The United Nations reports that 13,000 people, including almost 3,500 civilians, have died since Russia’s armed invasion of Ukraine began shortly after the world finished watching the Sochi Winter Olympics in early 2014.
That war goes on: Ukraine is still under seige. Until the recent decision by President Trump to slow-walk military assistance to Ukraine unless that country gave him campaign help, the response from Washington, from the European Union, from NATO, and from the United Nations had been pretty consistent: Ukraine is the victim, Russia is the aggressor, and we should all stick together to help a country whose independence is under direct threat.
Europeans feel that threat directly because the Russians in 2014 killed hundreds of non-Ukrainians, too. Three of the four men recently charged with murdering 298 civilians when they shot down a Malaysian airliner over Ukraine are senior Russian military and intelligence officers. Nobody in Amsterdam, where the flight originated, expects to see any of these Russian perpetrators in court.
For millions of Americans, these events are not far away. The Ukrainian diaspora community here is old and quite active—Saint Nicholas Ukrainian church just celebrated its 100th anniversary—but it is tiny compared to the Polish community. There may be a million Ukrainians in the US; there are almost a million Poles and Polish-Americans in New York State alone.
So when a local Polish community leader looked for support in bringing a well-known Polish expert on international relations (specifically, the Russian threat to the independent countries it borders), Ukrainian-American leader Yuri Hrescheschyn was able to generate support quickly and widely.
November 10 speech by Polish author
Canisius College will soon be hosting Jacek Bartosiak, an influential author, speaker, and intellectual with significant ties to the US military and diplomatic communities. Bartosiak, whose books have yet to be translated from Polish to English, sees Ukraine and especially Poland as strategically critical to the survival of the European Union, of NATO, and thus of the international system that Russia would undermine.
Bartosiak is thought of as an ally of those who want to realize the vision of Marshall Joseph Pilsudski, the first leader of Poland after it won independence from Russia and from the defeated Germans in 1918. Pilsudski tried to rebuild the multinational, multi-ethnic, regliously diverse and generally prosperous Commonwealth that lasted for more than 350 years in the lands between the Baltic Sea on the north and the Black Sea on the south. In Pilsudski’s expansive notion, this coalition would include Finland, Estonia, Latvia, and Lithuania on the north, and Romania, Bulgaria, Greece, and what was then Yugoslavia on the south, with Ukraine, Poland, and what is now Belarus in the strategic center.

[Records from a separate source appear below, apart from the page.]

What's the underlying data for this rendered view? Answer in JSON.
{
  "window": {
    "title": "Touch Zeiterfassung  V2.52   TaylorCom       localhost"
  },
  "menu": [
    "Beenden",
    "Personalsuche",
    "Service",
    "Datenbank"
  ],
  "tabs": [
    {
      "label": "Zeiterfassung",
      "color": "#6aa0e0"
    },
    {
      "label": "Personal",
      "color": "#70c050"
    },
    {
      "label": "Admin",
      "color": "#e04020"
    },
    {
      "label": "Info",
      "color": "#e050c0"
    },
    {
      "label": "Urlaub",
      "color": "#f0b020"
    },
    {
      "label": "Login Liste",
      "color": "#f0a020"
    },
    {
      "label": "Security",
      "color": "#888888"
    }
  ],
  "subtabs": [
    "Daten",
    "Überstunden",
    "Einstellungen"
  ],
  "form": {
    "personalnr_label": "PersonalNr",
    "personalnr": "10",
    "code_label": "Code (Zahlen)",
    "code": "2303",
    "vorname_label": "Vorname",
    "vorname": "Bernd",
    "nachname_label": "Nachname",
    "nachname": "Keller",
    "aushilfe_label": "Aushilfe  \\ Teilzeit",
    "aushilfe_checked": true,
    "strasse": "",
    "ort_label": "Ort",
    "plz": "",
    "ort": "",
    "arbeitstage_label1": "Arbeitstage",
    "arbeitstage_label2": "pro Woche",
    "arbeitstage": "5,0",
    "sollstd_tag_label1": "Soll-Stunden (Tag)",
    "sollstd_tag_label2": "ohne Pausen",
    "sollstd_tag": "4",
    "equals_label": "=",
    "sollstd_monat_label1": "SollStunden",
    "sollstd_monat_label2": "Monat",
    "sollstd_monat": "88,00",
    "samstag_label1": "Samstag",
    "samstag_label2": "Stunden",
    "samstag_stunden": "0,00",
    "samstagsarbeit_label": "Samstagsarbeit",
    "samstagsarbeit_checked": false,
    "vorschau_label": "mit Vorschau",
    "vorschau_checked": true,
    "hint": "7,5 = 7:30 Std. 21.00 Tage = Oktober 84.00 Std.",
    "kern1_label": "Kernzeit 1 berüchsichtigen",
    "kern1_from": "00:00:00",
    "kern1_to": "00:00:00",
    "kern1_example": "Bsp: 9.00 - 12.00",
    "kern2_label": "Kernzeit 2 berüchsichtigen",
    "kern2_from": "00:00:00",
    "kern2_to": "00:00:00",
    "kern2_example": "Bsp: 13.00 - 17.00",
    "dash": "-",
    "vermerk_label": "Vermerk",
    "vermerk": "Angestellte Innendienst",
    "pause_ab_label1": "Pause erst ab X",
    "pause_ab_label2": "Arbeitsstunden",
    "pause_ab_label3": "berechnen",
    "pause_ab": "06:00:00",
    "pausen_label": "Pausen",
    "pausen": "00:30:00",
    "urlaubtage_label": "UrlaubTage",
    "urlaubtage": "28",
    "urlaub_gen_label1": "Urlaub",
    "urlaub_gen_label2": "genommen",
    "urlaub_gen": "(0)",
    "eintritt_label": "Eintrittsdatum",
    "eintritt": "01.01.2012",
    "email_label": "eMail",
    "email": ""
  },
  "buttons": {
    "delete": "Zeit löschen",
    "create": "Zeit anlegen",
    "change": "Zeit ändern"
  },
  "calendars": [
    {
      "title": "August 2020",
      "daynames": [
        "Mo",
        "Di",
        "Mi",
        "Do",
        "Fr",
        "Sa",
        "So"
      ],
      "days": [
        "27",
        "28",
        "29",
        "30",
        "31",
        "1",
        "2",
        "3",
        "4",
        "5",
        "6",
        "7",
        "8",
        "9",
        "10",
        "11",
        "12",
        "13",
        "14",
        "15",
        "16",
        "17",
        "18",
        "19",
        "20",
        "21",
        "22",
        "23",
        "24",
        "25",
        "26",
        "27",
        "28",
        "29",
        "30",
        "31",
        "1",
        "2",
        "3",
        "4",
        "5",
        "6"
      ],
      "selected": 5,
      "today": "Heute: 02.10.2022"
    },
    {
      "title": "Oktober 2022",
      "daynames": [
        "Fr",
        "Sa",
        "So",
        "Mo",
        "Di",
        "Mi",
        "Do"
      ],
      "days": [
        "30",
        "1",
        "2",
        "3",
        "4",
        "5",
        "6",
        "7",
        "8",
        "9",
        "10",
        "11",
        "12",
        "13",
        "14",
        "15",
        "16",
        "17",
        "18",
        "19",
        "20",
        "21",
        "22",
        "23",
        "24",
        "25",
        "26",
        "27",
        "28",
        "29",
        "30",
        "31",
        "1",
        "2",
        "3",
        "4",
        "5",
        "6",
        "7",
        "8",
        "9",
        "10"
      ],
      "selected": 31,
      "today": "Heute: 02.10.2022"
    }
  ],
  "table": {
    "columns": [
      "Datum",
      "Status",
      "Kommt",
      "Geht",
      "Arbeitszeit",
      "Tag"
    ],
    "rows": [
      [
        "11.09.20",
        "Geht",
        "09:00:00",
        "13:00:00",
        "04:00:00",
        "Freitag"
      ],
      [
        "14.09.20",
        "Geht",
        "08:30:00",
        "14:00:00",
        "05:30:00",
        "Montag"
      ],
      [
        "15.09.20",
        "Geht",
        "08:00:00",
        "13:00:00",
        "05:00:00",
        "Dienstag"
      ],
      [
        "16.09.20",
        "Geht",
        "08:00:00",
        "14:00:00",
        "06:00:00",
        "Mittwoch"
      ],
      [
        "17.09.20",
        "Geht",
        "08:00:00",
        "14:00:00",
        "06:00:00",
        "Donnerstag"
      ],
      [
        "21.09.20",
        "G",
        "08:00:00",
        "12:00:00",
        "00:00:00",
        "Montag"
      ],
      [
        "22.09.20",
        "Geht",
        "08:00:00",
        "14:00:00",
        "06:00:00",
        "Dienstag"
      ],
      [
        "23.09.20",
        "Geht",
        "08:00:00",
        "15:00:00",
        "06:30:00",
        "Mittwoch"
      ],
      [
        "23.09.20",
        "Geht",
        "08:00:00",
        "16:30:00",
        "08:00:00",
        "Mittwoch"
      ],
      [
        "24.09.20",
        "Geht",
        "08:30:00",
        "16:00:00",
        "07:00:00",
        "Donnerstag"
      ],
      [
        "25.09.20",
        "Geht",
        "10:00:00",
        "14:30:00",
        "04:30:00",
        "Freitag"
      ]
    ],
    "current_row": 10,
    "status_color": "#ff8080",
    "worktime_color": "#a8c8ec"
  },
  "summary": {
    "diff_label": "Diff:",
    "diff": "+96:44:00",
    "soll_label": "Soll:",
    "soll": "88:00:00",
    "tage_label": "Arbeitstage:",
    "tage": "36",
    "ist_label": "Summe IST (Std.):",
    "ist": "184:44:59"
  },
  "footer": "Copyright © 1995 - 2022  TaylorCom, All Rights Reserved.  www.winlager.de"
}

Pilsudski died in 1935. All those countries suffered immensely in World War II, every one of them conquered by Germany, then re-conquered by the Soviet Union, only gaining independence (except for Yugoslavia and Greece) after the fall of the Berlin Wall in 1989.
This isn’s an abstract historical discussion these days. The question facing all these countries is how they, especially Russia’s immediate neighbors, are going to deal with the fact that Russia apparently can invade Ukraine, kill its civilians, occupy and also annex its national territories, and literally get away with the murder of international travelers who happened to be passing by. Poles, Ukrainians, and others note with dismay that the current president of the United States is so keen to have positive relations with Vladimir Putin that he’ll abandon allies (the Kurds of northern Syria) while praising Russia—notwithstanding it was the Kurds, not the Russians, whose sacrifices helped US forces eliminate the former leader of the Islamic State.
Poland and Russia the focus
Bartosiak’s visit has stimulated a new and notable coordination among several Polish and Ukrainian organizations. Despite the passing of the World War II generation, the brutal history of conflict during and after that war shaped relations between exile communities for decades. But the urgency of Ukraine’s crisis, and the work of Bartosiak and of his Strategy and Future Working Group (in both Polish and English here), is evidently bringing leaders of the two communities together into a conversation that has up to now been very informal, mainly among community activists who are pleased to alternate drinking Zywiec at the Adam Miczkiewiecz Library and Dramatic Circle on Fillmore Avenue, with a refreshing Lvivske 1715 at the Dnipro Ukrainian Cultural Center on Genesee Street.
Bartosiak will speak at 6pm Sunday, November 10, 2019, at the Montante Cultural Center at Canisius College, 2001 Main Street. His visit is hosted by the Permanent Chair in Polish Studies at Canisius, and by several dozen Polish and Ukrainian diaspora organizations, with significant financial support from leading citizens.
Tickets are $20, with discounts for students.